Wiener Zeitung: Andreas Unterbergers Kommentar

Kein Charaktertest

Wien (OTS) - Gestern hieß die Devise der SPÖ noch: Wir haben nichts mit dem ÖGB zu tun. Heute ist sie einen Schritt weiter. Heute ist schon die Regierung am Debakel der Gewerkschaftsbank schuld. Nice try, sagt man in England. 2001 hätte aber jeder "Staatsstreich" gerufen, hätte die Regierung damals - auf Grund einer noch viel spärlicheren Informationslage als heute - die Bawag wirklich weitgehend enteignet, wie es die SPÖ nun rückwirkend verlangt.

Trotz der Verzweiflungsreaktionen sollte man im Urteil ruhigen Kopf bewahren: Auch die Kumulation von Bawag, Konsum und Amag heißt nicht, dass es in Gewerkschaft oder SPÖ überdurchschnittlich viele charakterlose Menschen oder hemmungslose Glücksritter gäbe. Die Partei der Unanständigen ist vielmehr gleichmäßig auf alle Lager verteilt.

Das Problem von ÖGB und SPÖ ist kein charakterliches, sondern ein intellektuelles. Wenn ein (ÖGB-)Aufsichtsrat seine Hauptsorge darin sieht zu fragen, ob die Bawag die Nachtruhe auch ordentlich einhält, dann wäre er in jeder Firma der Welt disqualifiziert.
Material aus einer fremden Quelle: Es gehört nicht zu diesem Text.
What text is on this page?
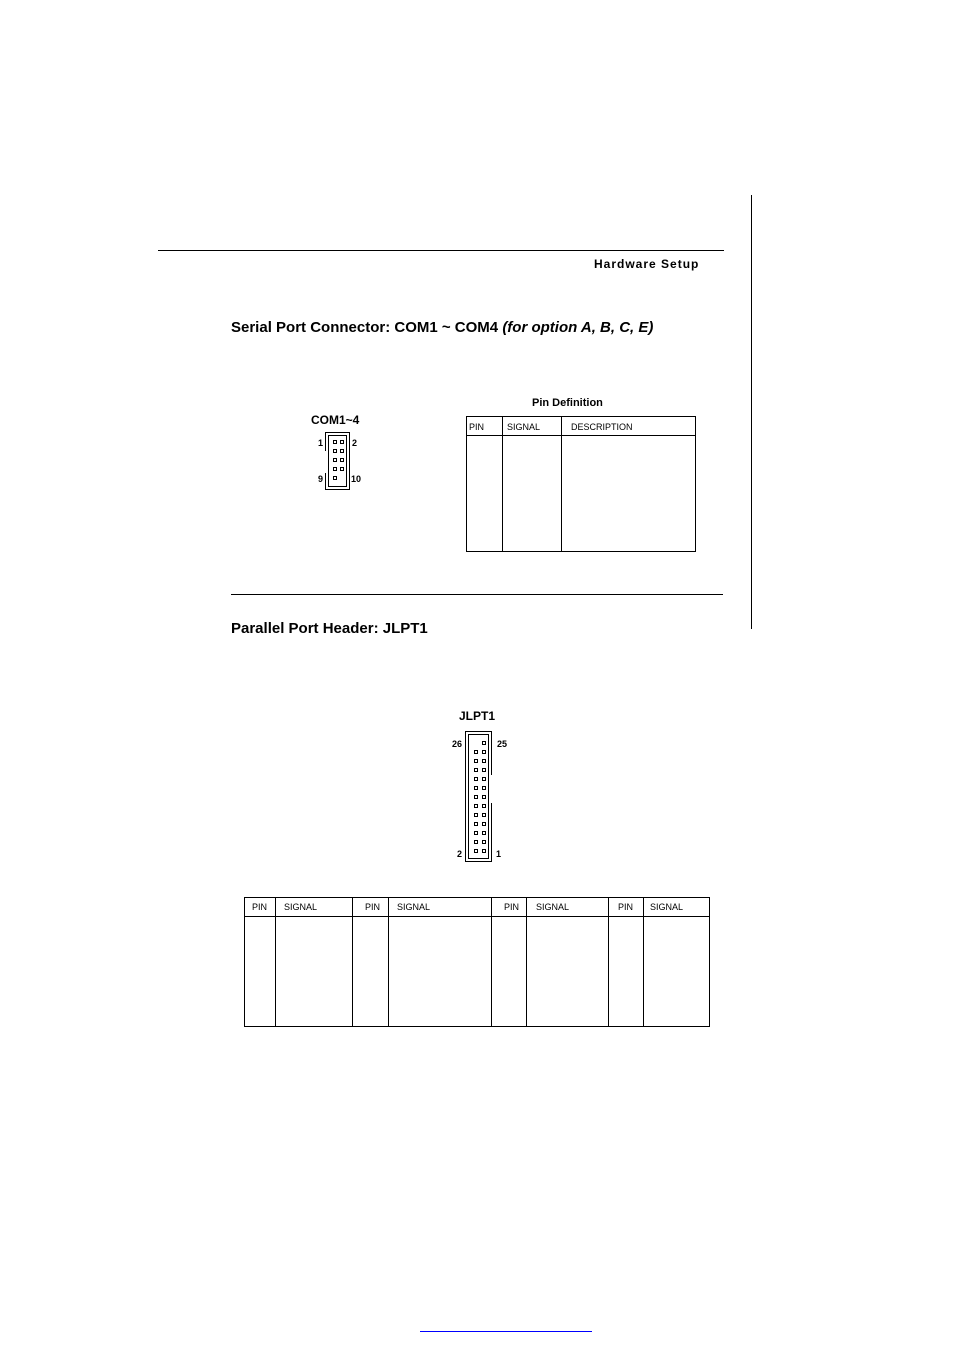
Hardware Setup
Serial Port Connector: COM1 ~ COM4 (for option A, B, C, E)
COM1~4
1	2
9	10
Pin Definition
PIN	SIGNAL	DESCRIPTION
Parallel Port Header: JLPT1
JLPT1
26	25
2	1
PIN SIGNAL	PIN SIGNAL	PIN SIGNAL	PIN SIGNAL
Es ist auch noch gar nicht lange her, dass der ÖGB-Chef gemeint hat, er und nicht der Markt bestimme die Höhe der Sparbuchzinsen.
Ebenso ist es ein Zeichen von Realitätsverlust, dass die ÖGB-Bank über Jahrzehnte so tun musste, als kämen Kunden sowohl auf der Einlagen- wie auf der Kreditseite bei ihr besser weg. Man ist Opfer der eigenen Propaganda geworden, die der "Wirtschaft" immer unterstellt hat, sich auf Kosten der Werktätigen maßlos zu bereichern. Da mag ein schlichter Gewerkschafter schon glauben, dass die Bawag sowohl für Sparer wie Kreditnehmer die freundlichste sein kann. Das Management wusste zwar, dass das so nicht geht. Da aber Vorständen, die gleichzeitig auch noch den vorbildlichen Arbeitgeber spielen sollten, der eigene Posten sehr lieb war, versuchten sie im Spielkasino der internationalen Finanzspekulation dennoch die finanzielle Quadratur des politischen Kreises.
So wie es einst Verstaatlichten-Manager in Linz gemacht hatten. Bis sie zu Lasten der Steuerzahler bei Ölspekulationen Milliarden vernichtet hatten.